My mother-in-law was skeptical about making her special dish from wild game–until she tried it. Now she asks me to make this every time she visits. I love it because I can make it for my family quickly after a long day at work and everyone enjoys it. I hope you enjoy this flavorful dish with your friends and family.
- 1 lb ground venison
- ½ medium-size yellow onion finely chopped
- 2 cloves garlic finely chopped
- ¼ cup chopped green olives (pimento or plain)
- ¼ cup raisins
- 8 oz tomato sauce or 12 oz processed and crushed tomatoes
- 1 tsp Goya seasoning (or other multipurpose seasoning)
- 2 tsp cumin
- 1 tsp oregano
- 2 tbsp olive oil
- Salt and pepper to taste
- Several sprigs of fresh cilantro (optional, set aside a few for garnish)
For Cilantro Lime Rice:
- 1-1/2 cups rice
- 3 cups water
- 1 tsp chicken bullion
- 1 tsp garlic powder
- 1 tbsp finely chopped cilantro
- 1 tbsp olive oil
- In a skillet, sauté the garlic and onion in 1 tbsp olive oil until onion is translucent, remove and set aside.

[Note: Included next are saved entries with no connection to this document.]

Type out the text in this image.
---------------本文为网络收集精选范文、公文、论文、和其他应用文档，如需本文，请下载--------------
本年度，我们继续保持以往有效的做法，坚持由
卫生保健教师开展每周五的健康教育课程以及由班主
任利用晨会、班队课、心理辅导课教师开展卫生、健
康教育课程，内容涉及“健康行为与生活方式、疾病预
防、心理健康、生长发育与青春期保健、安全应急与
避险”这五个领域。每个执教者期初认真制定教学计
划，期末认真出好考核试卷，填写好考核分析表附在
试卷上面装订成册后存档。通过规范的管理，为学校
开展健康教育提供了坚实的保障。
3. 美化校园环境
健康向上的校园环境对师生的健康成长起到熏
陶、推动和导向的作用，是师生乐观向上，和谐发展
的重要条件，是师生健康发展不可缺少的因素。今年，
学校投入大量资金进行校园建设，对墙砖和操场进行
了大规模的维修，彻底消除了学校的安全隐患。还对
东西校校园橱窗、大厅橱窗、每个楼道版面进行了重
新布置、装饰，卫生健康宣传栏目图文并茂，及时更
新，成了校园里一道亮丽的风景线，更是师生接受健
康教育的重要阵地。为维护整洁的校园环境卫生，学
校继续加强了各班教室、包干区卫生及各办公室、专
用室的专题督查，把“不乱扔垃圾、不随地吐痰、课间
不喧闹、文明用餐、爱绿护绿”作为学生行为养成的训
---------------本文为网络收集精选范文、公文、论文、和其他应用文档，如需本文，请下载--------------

- Brown venison and crumble meat in olive oil.
- Add back in the onion, garlic and rest of ingredients (except a few pieces fresh cilantro), mix thoroughly.
- Cover skillet, turn to low heat and steam for 5 minutes.
- Serve over cornbread in the summer and mashed potatoes in the winter (I usually serve with a side of Vietnamese style pickled carrots).
For Cilantro Lime Rice:
- Start rice at same time as the picadillo, they will finish at about the same time.
- In a pot with a tight fitting lid, add olive oil and rice, mix. Under low heat, warm the rice, stirring frequently for 3 minutes.
- Add water, and rest of ingredients, mix and bring to a low boil.
- Turn heat to low, cover, simmer for 20 minutes.
- Place a layer of rice on plate, scoop picadillo onto rice, garnish with cilantro.